Almost no use of fire there, as far as I can tell.  They do not even use
the term oak savanna, they call it oak "wood pasture".   Because of a long
cultural history of deer and cattle "parks" such grazing is an accepted
aspect of management in Europe.  This spring I was surprised to see that
even Greenwich Park in London has a small herd of red deer.  In Africa,
most people seem to accept a combo of grazing and fire.  In North America,
I see great negative bias towards grazing and a positive bias towards fire.
  Maybe this goes back to Curtis and notions that burning by Native
Americans is "natural".  The old shifting baseline rears its head.
Accepting that we can never really go back, it is still useful to have a
better sense of trade offs between these two factors.

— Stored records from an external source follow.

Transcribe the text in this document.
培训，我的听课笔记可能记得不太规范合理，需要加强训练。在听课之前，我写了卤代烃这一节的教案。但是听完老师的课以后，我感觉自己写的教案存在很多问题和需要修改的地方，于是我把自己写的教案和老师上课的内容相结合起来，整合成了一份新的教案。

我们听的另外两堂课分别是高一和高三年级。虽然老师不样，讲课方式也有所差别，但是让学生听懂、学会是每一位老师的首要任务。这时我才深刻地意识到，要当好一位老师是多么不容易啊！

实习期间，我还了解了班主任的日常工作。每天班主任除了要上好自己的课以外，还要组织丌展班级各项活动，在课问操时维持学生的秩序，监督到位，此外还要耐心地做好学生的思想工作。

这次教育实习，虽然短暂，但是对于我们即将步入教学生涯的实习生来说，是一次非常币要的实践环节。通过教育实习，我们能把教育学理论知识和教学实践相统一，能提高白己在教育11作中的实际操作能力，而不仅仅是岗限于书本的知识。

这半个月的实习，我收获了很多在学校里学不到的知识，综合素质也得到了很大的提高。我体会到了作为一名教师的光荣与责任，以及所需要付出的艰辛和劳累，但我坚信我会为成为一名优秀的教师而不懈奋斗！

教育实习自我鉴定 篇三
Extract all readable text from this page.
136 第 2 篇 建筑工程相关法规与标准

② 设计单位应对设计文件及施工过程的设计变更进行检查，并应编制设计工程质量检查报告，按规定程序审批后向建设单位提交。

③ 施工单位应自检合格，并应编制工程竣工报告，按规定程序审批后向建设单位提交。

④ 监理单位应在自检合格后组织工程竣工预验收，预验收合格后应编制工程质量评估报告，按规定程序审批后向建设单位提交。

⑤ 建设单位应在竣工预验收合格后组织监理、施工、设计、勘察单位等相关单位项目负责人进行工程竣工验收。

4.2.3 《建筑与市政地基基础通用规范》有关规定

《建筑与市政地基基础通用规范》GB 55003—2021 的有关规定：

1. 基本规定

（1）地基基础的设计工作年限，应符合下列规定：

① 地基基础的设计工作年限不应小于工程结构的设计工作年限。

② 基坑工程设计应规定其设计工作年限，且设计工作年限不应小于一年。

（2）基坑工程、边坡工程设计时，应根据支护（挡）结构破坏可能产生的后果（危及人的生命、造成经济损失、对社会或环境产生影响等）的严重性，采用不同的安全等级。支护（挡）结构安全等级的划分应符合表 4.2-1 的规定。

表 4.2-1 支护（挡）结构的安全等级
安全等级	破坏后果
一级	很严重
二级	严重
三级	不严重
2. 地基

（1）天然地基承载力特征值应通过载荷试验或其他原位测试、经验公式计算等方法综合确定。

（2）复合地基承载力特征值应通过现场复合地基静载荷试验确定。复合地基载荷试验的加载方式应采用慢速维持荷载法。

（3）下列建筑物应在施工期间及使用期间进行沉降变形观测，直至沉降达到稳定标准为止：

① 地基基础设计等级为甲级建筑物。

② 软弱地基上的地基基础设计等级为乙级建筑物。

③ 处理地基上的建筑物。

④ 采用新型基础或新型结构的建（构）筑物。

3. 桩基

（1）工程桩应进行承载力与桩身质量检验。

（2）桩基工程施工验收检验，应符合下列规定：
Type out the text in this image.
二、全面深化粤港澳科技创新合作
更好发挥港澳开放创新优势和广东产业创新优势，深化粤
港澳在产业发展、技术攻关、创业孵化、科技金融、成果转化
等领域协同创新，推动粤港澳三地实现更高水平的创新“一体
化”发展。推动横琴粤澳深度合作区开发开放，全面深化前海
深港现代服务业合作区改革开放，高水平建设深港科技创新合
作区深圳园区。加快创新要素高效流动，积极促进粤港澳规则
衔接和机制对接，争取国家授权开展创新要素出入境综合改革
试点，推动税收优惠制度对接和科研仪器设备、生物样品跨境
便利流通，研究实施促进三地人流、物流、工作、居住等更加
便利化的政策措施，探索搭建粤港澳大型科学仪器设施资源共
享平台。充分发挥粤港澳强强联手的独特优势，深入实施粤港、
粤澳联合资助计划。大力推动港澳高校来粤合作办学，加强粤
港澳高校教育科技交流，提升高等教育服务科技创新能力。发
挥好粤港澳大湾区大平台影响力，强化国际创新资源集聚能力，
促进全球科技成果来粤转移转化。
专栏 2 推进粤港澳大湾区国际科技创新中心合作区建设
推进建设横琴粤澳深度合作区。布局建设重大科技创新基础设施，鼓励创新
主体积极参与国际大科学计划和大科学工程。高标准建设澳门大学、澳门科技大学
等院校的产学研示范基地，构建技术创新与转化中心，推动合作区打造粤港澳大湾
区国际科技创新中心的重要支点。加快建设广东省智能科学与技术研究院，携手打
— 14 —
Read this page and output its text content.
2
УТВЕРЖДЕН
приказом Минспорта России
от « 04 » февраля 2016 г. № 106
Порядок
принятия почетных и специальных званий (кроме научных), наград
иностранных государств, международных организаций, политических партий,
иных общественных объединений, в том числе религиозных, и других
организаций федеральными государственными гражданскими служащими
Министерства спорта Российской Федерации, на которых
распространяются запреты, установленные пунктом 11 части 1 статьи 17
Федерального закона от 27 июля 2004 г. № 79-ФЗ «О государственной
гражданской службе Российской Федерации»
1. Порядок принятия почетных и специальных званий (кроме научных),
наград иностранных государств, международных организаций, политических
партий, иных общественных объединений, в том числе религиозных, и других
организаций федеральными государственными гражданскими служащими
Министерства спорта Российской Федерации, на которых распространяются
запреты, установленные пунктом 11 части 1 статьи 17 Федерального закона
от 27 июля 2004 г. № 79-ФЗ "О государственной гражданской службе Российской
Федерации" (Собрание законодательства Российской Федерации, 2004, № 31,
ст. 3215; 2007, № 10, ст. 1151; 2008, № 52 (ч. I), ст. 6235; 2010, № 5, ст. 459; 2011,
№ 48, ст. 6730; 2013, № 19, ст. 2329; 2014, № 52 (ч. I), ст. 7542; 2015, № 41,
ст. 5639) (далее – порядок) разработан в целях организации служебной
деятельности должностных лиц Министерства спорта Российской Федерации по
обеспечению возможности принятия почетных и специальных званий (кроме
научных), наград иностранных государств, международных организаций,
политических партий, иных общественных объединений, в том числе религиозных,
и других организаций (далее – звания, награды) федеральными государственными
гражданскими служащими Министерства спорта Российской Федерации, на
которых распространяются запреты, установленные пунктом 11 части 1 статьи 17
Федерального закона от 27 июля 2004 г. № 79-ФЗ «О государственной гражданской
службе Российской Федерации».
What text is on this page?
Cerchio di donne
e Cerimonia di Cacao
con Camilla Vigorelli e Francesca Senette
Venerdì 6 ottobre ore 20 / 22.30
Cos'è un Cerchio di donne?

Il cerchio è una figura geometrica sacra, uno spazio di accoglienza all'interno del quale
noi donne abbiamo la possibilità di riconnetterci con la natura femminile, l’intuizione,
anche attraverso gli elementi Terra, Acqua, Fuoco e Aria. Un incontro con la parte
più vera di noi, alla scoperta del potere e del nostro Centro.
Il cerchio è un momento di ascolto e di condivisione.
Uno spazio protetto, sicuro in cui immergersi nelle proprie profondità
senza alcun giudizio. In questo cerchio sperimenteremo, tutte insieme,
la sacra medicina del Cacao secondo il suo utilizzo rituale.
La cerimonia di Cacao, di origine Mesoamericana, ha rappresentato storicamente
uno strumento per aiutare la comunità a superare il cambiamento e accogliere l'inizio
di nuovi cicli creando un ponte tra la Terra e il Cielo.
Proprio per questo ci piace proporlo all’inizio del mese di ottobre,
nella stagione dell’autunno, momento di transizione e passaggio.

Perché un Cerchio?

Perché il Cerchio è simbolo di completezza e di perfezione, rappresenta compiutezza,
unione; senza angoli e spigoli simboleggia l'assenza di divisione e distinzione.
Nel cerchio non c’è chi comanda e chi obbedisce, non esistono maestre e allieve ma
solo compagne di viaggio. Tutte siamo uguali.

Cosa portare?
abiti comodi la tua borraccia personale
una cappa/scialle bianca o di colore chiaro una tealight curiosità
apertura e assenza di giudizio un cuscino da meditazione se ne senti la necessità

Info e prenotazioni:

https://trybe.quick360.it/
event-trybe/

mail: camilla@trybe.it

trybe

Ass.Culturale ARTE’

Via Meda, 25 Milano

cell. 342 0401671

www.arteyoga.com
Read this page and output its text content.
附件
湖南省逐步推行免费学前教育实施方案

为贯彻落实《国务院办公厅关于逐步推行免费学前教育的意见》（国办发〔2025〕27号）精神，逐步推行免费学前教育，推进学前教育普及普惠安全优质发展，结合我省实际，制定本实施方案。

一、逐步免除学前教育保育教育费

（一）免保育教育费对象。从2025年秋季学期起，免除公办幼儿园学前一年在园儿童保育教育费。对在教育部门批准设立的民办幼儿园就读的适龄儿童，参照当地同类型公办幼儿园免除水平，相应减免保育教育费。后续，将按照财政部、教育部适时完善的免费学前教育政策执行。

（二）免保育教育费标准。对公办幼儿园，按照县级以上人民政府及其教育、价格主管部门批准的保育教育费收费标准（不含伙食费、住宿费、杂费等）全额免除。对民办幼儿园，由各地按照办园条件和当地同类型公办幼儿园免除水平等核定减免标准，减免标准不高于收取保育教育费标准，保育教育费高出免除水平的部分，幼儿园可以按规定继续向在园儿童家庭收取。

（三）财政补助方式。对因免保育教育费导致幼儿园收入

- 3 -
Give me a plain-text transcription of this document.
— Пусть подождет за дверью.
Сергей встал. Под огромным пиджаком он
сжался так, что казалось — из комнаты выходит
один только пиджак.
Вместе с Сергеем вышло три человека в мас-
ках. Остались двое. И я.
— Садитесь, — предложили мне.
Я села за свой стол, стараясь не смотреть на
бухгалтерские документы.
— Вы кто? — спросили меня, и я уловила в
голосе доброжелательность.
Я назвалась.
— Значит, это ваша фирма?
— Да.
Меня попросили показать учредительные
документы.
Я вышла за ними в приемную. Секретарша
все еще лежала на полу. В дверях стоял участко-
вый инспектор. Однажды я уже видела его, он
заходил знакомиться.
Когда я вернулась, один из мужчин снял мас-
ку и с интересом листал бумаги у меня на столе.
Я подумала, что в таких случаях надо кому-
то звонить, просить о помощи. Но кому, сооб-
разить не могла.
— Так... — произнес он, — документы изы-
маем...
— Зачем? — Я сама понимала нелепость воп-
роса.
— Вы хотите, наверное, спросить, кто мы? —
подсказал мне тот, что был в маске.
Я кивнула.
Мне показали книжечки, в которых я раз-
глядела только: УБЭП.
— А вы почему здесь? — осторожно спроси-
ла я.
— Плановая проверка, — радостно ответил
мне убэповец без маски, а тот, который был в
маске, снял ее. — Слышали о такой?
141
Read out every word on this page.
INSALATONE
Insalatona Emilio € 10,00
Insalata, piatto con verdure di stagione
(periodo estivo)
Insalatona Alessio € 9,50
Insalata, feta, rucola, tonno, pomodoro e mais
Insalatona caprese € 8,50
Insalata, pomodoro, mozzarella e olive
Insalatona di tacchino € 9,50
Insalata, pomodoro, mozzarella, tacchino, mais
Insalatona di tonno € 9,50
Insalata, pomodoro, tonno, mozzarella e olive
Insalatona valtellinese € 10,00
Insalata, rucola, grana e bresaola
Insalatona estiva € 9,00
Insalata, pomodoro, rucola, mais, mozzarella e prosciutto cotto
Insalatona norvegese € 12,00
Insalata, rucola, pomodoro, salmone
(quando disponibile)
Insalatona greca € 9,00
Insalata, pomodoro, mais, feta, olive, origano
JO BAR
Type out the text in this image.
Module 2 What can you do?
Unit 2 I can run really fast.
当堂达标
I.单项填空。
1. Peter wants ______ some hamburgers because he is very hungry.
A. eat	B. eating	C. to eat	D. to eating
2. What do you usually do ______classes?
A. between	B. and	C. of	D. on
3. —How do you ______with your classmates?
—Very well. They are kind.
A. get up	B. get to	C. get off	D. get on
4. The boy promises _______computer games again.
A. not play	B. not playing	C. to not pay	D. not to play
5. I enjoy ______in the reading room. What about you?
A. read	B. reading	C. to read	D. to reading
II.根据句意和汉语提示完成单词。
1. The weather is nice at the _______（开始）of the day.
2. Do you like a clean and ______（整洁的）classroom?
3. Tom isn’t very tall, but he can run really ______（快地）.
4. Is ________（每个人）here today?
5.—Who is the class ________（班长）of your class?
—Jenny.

How many systems that we now consider "fire dependent" were also "mega
fauna adapted" ?  Thinking of pine barrens, jack pine, scrub and shinnery
oak, long leaf pine, sequoia, etc.  Has anyone even looked at whether some
of those serotinous cones might also have been rendered fertile by
trampling or the molars of species like mammoths, mastodons, flat-headed
peccaries or even the short-legged species of musk ox?   It is a challenge
to consider the landscape level vegetation response to the combo of missing
herbivores in North America.  African scientists such as Owen-Smith look at
North America and say our grazers had a key stone role.

I am interested in evidence based studies.  So much speculation and
assumption.  Any thoughts on this are welcome.